- Civil War era Navy Medal of Honor
- Born: 1844 Rochester, New York
- Died: July 20, 1877 (aged 32–33) Rochester, New York
- Place of burial: Holy Sepulchre Cemetery (Rochester, New York)
- Allegiance: United States
- Branch: United States Navy
- Service years: 1863 - 1865, 1867 - 1870
- Rank: Seaman
- Unit: USS Signal
- Conflicts: American Civil War • Red River Campaign
- Awards: Medal of Honor

= Timothy O'Donoghue =

Timothy O'Donoghue (1844 - July 20, 1877) was a Union Navy sailor in the American Civil War and a recipient of the United States military's highest decoration, the Medal of Honor, for his actions during the Red River Campaign.

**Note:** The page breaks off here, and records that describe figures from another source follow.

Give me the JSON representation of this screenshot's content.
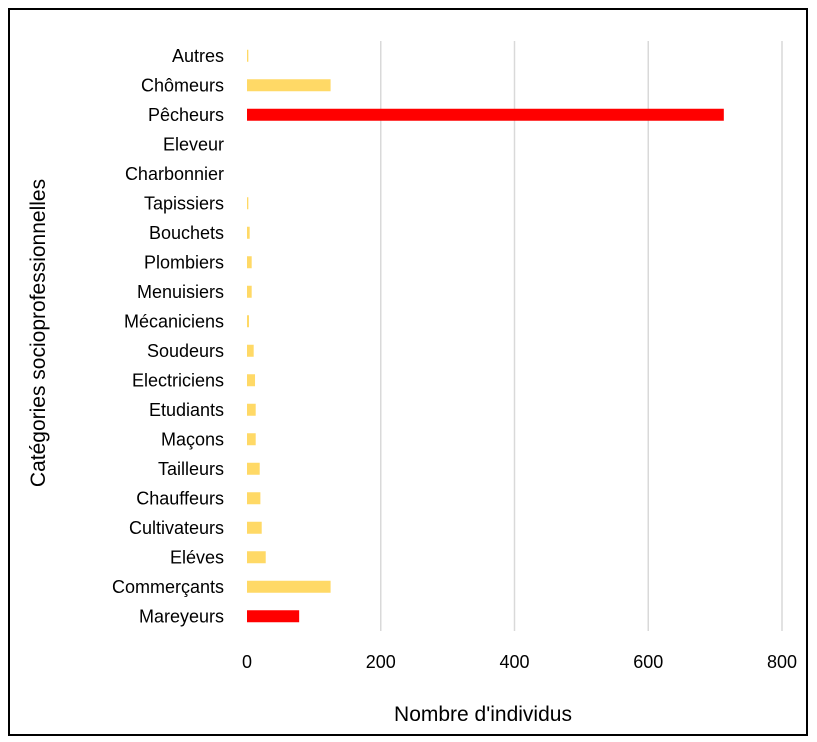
{
  "chart_data": {
    "type": "bar",
    "orientation": "horizontal",
    "xlabel": "Nombre d'individus",
    "ylabel": "Catégories socioprofessionnelles",
    "xlim": [
      0,
      800
    ],
    "xticks": [
      0,
      200,
      400,
      600,
      800
    ],
    "grid": "vertical",
    "categories": [
      "Autres",
      "Chômeurs",
      "Pêcheurs",
      "Eleveur",
      "Charbonnier",
      "Tapissiers",
      "Bouchets",
      "Plombiers",
      "Menuisiers",
      "Mécaniciens",
      "Soudeurs",
      "Electriciens",
      "Etudiants",
      "Maçons",
      "Tailleurs",
      "Chauffeurs",
      "Cultivateurs",
      "Eléves",
      "Commerçants",
      "Mareyeurs"
    ],
    "values": [
      2,
      125,
      713,
      0,
      0,
      2,
      4,
      7,
      7,
      3,
      10,
      12,
      13,
      13,
      19,
      20,
      22,
      28,
      125,
      78
    ],
    "colors": [
      "#FFD966",
      "#FFD966",
      "#FF0000",
      "#FFD966",
      "#FFD966",
      "#FFD966",
      "#FFD966",
      "#FFD966",
      "#FFD966",
      "#FFD966",
      "#FFD966",
      "#FFD966",
      "#FFD966",
      "#FFD966",
      "#FFD966",
      "#FFD966",
      "#FFD966",
      "#FFD966",
      "#FFD966",
      "#FF0000"
    ],
    "gridline_color": "#D9D9D9"
  }
}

Born in 1844 in Rochester, New York, O'Donoghue joined the Navy in August 1863. He served as a seaman and boatswain's mate on the . On May 5, 1864, during an engagement with Confederates on the Red River in Louisiana, Signal took heavy fire and was disabled. Although wounded early in the battle, O'Donoghue remained at his post as gun captain until being ordered to withdraw. For this action, he was awarded the Medal of Honor seven months later, on December 31, 1864. O'Donoghue left the Navy in March 1865, but served again from May 1867 until May 1870.

O'Donoghue's official Medal of Honor citation reads:
Served as boatswain's mate on board the U.S.S. Signal, Red River, 5 May 1864. Proceeding up the Red River, the U.S.S. Signal engaged a large force of enemy field batteries and sharpshooters, returning the fire until the ship was totally disabled, at which time the white flag was raised. Serving as gun captain, and wounded early in the battle, O'Donoghue bravely stood by his gun in the face of enemy fire until ordered to withdraw.